Pat Buchanan has just published an article on President Kennedy’s Peace Speech at American University on June 10, 1963, just a few months before he was assassinated on November 22. It’s an article worth reading, as it shows the relevance of Kennedy’s vision for America even today.
Imagine any U.S. president today calling for a normal, peaceful, and harmonious relationship with Russia, China, North Korea, and Cuba. He would immediately be skewered by the Pentagon, the CIA, and their assets within the mainstream press.
Yet, that was precisely what Kennedy did at the very height of the Cold War, when the Pentagon, the CIA, and the mainstream press were claiming that the United States was in grave danger of being subjugated by an international communist conspiracy that was emanating from Moscow. In his Peace Speech, Kennedy was bringing an end to that conspiracy nonsense.
Buchanan writes:
Kennedy was asking us to recognize that the world consists not only of democrats but also of autocrats, dictatorships, military regimes, monarchs and politburos, and the goal of U.S. foreign policy was not to convert them into political replicas of the USA. Kennedy was willing to put our political model on offer to the world, but not to impose it on anyone: “We are unwilling to impose our system on any unwilling people — but we are willing and able to engage in peaceful competition with any people on earth.”
Imagine a U.S. president today saying what Kennedy declared in his Peace Speech:
I have, therefore, chosen this time and this place to discuss a topic on which ignorance too often abounds and the truth is too rarely perceived — yet it is the most important topic on earth: world peace. What kind of peace do I mean? What kind of peace do we seek? Not a Pax Americana enforced on the world by American weapons of war. Not the peace of the grave or the security of the slave. I am talking about genuine peace, the kind of peace that makes life on earth worth living, the kind that enables men and nations to grow and to hope and to build a better life for their children — not merely peace for Americans but peace for all men and women—not merely peace in our time but peace for all time….
Second: Let us reexamine our attitude toward the Soviet Union…. No government or social system is so evil that its people must be considered as lacking in virtue.
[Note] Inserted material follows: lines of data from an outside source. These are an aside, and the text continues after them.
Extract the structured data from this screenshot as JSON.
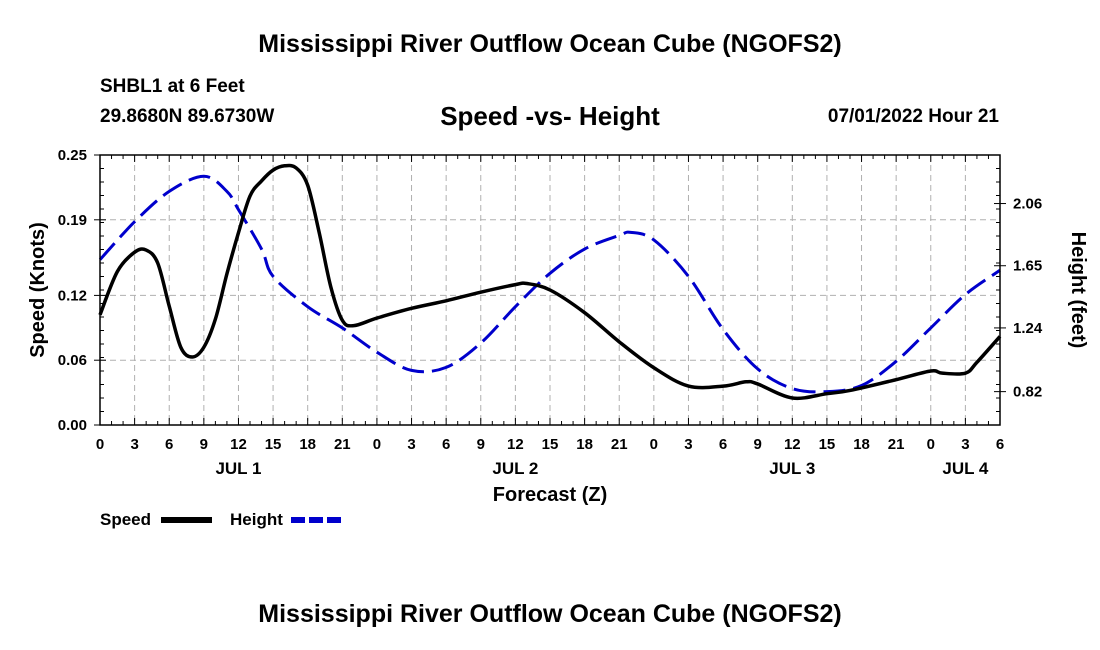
{
  "header": {
    "title": "Mississippi River Outflow Ocean Cube (NGOFS2)",
    "station": "SHBL1 at 6 Feet",
    "coordinates": "29.8680N  89.6730W",
    "chart_title": "Speed -vs- Height",
    "datetime": "07/01/2022 Hour 21"
  },
  "footer": {
    "title": "Mississippi River Outflow Ocean Cube (NGOFS2)"
  },
  "colors": {
    "speed": "#000000",
    "height": "#0000cc",
    "grid": "#b0b0b0"
  },
  "chart_data": {
    "type": "line",
    "title": "Speed -vs- Height",
    "xlabel": "Forecast (Z)",
    "ylabel": "Speed (Knots)",
    "y2label": "Height (feet)",
    "xlim": [
      0,
      78
    ],
    "ylim": [
      0,
      0.25
    ],
    "y2lim": [
      0.6,
      2.38
    ],
    "grid": true,
    "x_ticks": [
      0,
      3,
      6,
      9,
      12,
      15,
      18,
      21,
      24,
      27,
      30,
      33,
      36,
      39,
      42,
      45,
      48,
      51,
      54,
      57,
      60,
      63,
      66,
      69,
      72,
      75,
      78
    ],
    "x_tick_labels": [
      "0",
      "3",
      "6",
      "9",
      "12",
      "15",
      "18",
      "21",
      "0",
      "3",
      "6",
      "9",
      "12",
      "15",
      "18",
      "21",
      "0",
      "3",
      "6",
      "9",
      "12",
      "15",
      "18",
      "21",
      "0",
      "3",
      "6"
    ],
    "day_labels": [
      {
        "hour": 12,
        "label": "JUL 1"
      },
      {
        "hour": 36,
        "label": "JUL 2"
      },
      {
        "hour": 60,
        "label": "JUL 3"
      },
      {
        "hour": 75,
        "label": "JUL 4"
      }
    ],
    "y_ticks": [
      0.0,
      0.06,
      0.12,
      0.19,
      0.25
    ],
    "y_tick_labels": [
      "0.00",
      "0.06",
      "0.12",
      "0.19",
      "0.25"
    ],
    "y2_ticks": [
      0.82,
      1.24,
      1.65,
      2.06
    ],
    "y2_tick_labels": [
      "0.82",
      "1.24",
      "1.65",
      "2.06"
    ],
    "legend": {
      "placement": "bottom-left",
      "entries": [
        {
          "label": "Speed",
          "style": "solid"
        },
        {
          "label": "Height",
          "style": "dashed"
        }
      ]
    },
    "series": [
      {
        "name": "Speed",
        "axis": "left",
        "style": "solid",
        "x": [
          0,
          1.5,
          3,
          4,
          5,
          6,
          7,
          8,
          9,
          10,
          11,
          12,
          13,
          14,
          15,
          16,
          17,
          18,
          19,
          20,
          21,
          22,
          24,
          27,
          30,
          33,
          36,
          37,
          39,
          42,
          45,
          48,
          51,
          54,
          56,
          57,
          60,
          63,
          65,
          69,
          72,
          73,
          75,
          76,
          78
        ],
        "values": [
          0.102,
          0.142,
          0.16,
          0.162,
          0.15,
          0.11,
          0.072,
          0.063,
          0.072,
          0.098,
          0.14,
          0.178,
          0.212,
          0.226,
          0.236,
          0.24,
          0.238,
          0.222,
          0.178,
          0.128,
          0.097,
          0.092,
          0.099,
          0.108,
          0.115,
          0.123,
          0.13,
          0.131,
          0.125,
          0.104,
          0.077,
          0.053,
          0.036,
          0.036,
          0.04,
          0.038,
          0.025,
          0.029,
          0.032,
          0.042,
          0.05,
          0.048,
          0.048,
          0.058,
          0.082
        ]
      },
      {
        "name": "Height",
        "axis": "right",
        "style": "dashed",
        "x": [
          0,
          3,
          6,
          9,
          11,
          12,
          14,
          15,
          18,
          21,
          24,
          27,
          30,
          33,
          36,
          39,
          42,
          45,
          46,
          48,
          51,
          54,
          57,
          60,
          63,
          66,
          69,
          72,
          75,
          78
        ],
        "values": [
          1.69,
          1.94,
          2.14,
          2.24,
          2.14,
          2.02,
          1.76,
          1.58,
          1.38,
          1.24,
          1.08,
          0.96,
          0.98,
          1.14,
          1.38,
          1.6,
          1.76,
          1.85,
          1.87,
          1.82,
          1.58,
          1.23,
          0.97,
          0.84,
          0.82,
          0.86,
          1.02,
          1.24,
          1.46,
          1.62
        ]
      }
    ]
  }
}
As Americans, we find communism profoundly repugnant as a negation of personal freedom and dignity. But we can still hail the Russian people for their many achievements—in science and space, in economic and industrial growth, in culture and in acts of courage….
So, let us not be blind to our differences — but let us also direct attention to our common interests and to the means by which those differences can be resolved. And if we cannot end now our differences, at least we can help make the world safe for diversity
Third: Let us reexamine our attitude toward the cold war, remembering that we are not engaged in a debate, seeking to pile up debating points…. Our interests converge, however, not only in defending the frontiers of freedom, but in pursuing the paths of peace….
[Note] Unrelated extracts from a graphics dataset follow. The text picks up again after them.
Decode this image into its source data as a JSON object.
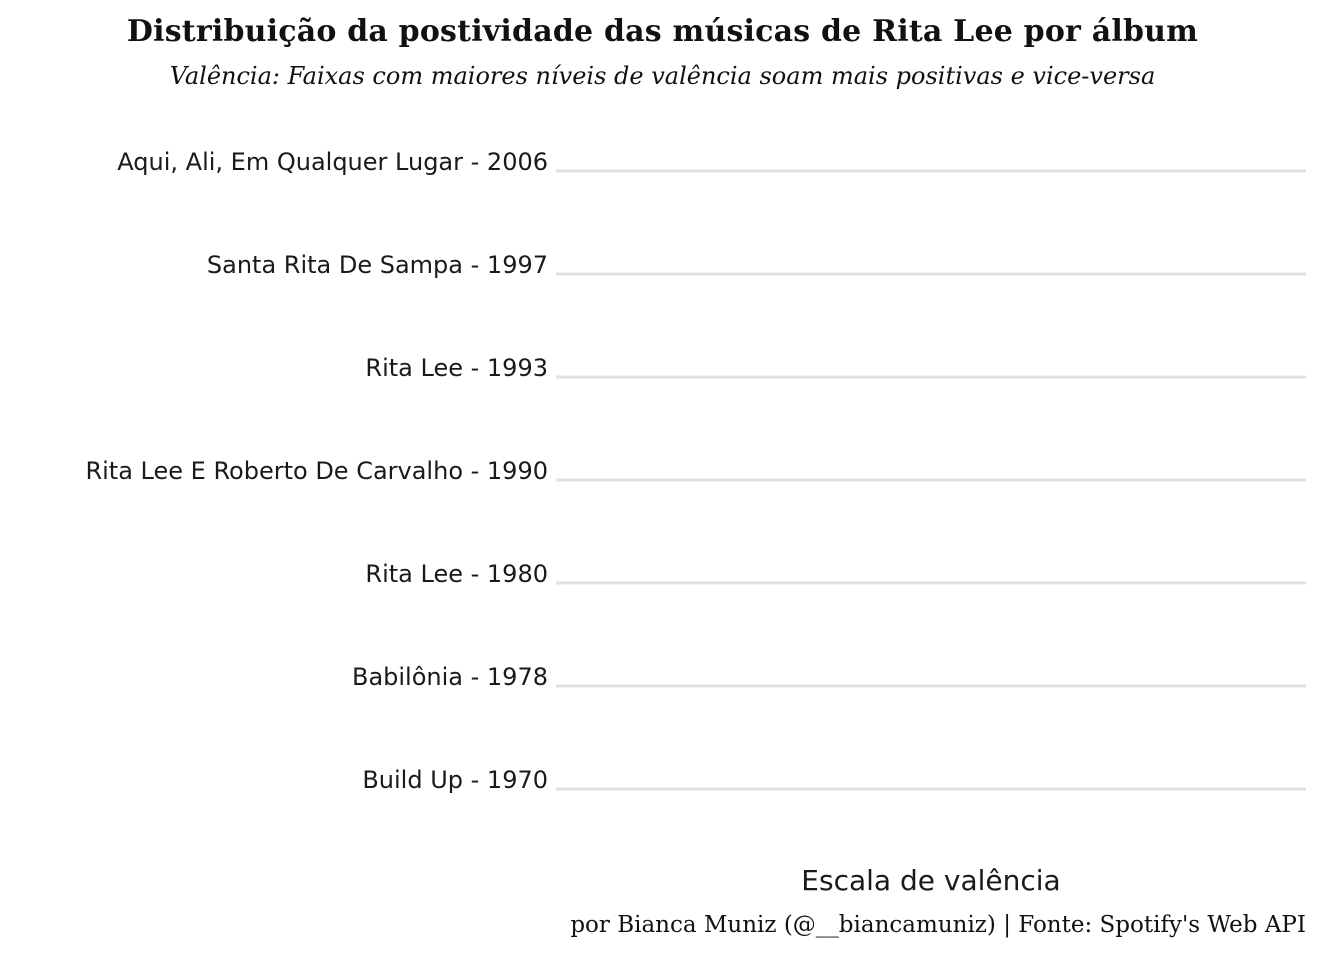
{
  "chart_data": {
    "type": "ridgeline",
    "title": "Distribuição da postividade das músicas de Rita Lee por álbum",
    "subtitle": "Valência: Faixas com maiores níveis de valência soam mais positivas e vice-versa",
    "xlabel": "Escala de valência",
    "ylabel": "",
    "caption": "por Bianca Muniz (@__biancamuniz) | Fonte: Spotify's Web API",
    "categories": [
      "Aqui, Ali, Em Qualquer Lugar - 2006",
      "Santa Rita De Sampa - 1997",
      "Rita Lee - 1993",
      "Rita Lee E Roberto De Carvalho - 1990",
      "Rita Lee - 1980",
      "Babilônia - 1978",
      "Build Up - 1970"
    ],
    "grid": true,
    "legend": "none",
    "colors": {
      "gridline": "#e0e0e0",
      "text": "#1a1a1a",
      "background": "#ffffff"
    }
  }
}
Finally, my fellow Americans, let us examine our attitude toward peace and freedom here at home. The quality and spirit of our own society must justify and support our efforts abroad…..
As part of his new vision for America, Kennedy entered into the Nuclear Test Ban Treaty with the Soviets, over the vehement objections of the Pentagon and the CIA. He also ordered a partial pull-out of U.S. troops from Vietnam and told close aides that he would effect a total pull-out after he won the 1964 election, a position that was anathema to the Pentagon and the CIA. He entered into personal negotiations with Soviet Premier Nikita Khrushchev to bring an end to the Cold War and establish normal relations with the Soviet Union. On the day he was assassinated, Kennedy’s personal emissary was having lunch with Cuban leader Fidel Castro to explore normalizing relations with Cuba.
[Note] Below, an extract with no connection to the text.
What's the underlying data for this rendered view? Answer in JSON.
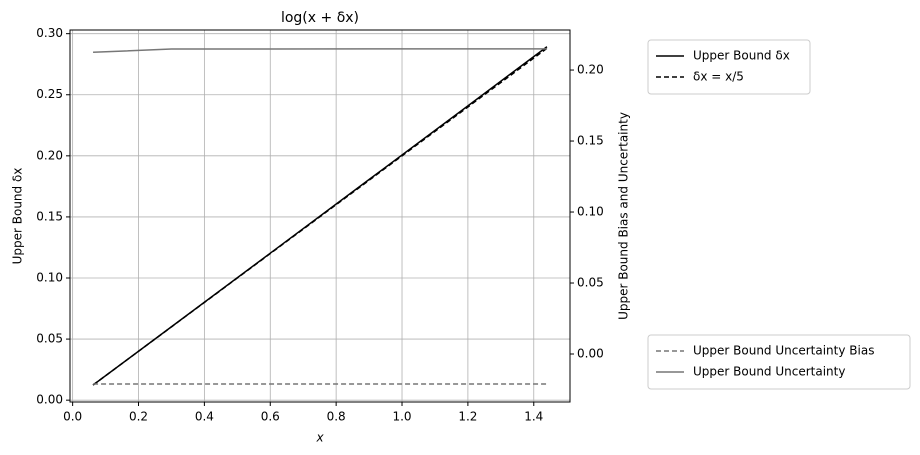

Needless to say, Kennedy’s new vision for America did not sit well with the Pentagon and the CIA, who were convinced that his policies were naive and dangerous to the extreme. In their eyes, what Kennedy was doing was an even graver threat to “national security” than Mohammad Mossedegh’s and Jacobo Arbenz’s policies in Iran and Guatemala in 1953 and 1954. In the eyes of the Pentagon and the CIA, Kennedy was setting the nation on a course that would end up with a communist takeover of the United States, no different, from their perspective, from the course that the democratically elected president of Chile, Salvador Allende, would take ten years later.
Needless to say, Kennedy’s vision would also threaten future decades of ever-increasing budgets and power for the Pentagon, the CIA, and the NSA, along with their ever-growing army of “defense” contractors.
With Kennedy’s murder, the national-security establishment’s vision for America prevailed. The Cold War continued and embroiled the United States in the Vietnam War, which cost the lives of 58,000 American men. The Cold War later morphed into the “war on terrorism,” which led to the wars in Afghanistan and Iraq.
Through it all, the winner has been the U.S. national-security establishment, which, over the decades, has solidified its power, influence, and money within the U.S. federal governmental structure. Today, woe to anyone within the federal government and the mainstream press who dares to question the official decades-old national-security state position establishing Russia, China, North Korea, and Cuba as grave threats to U.S. “national security.” And, of course, unlike Kennedy, no president today would dare to challenge this entire racket.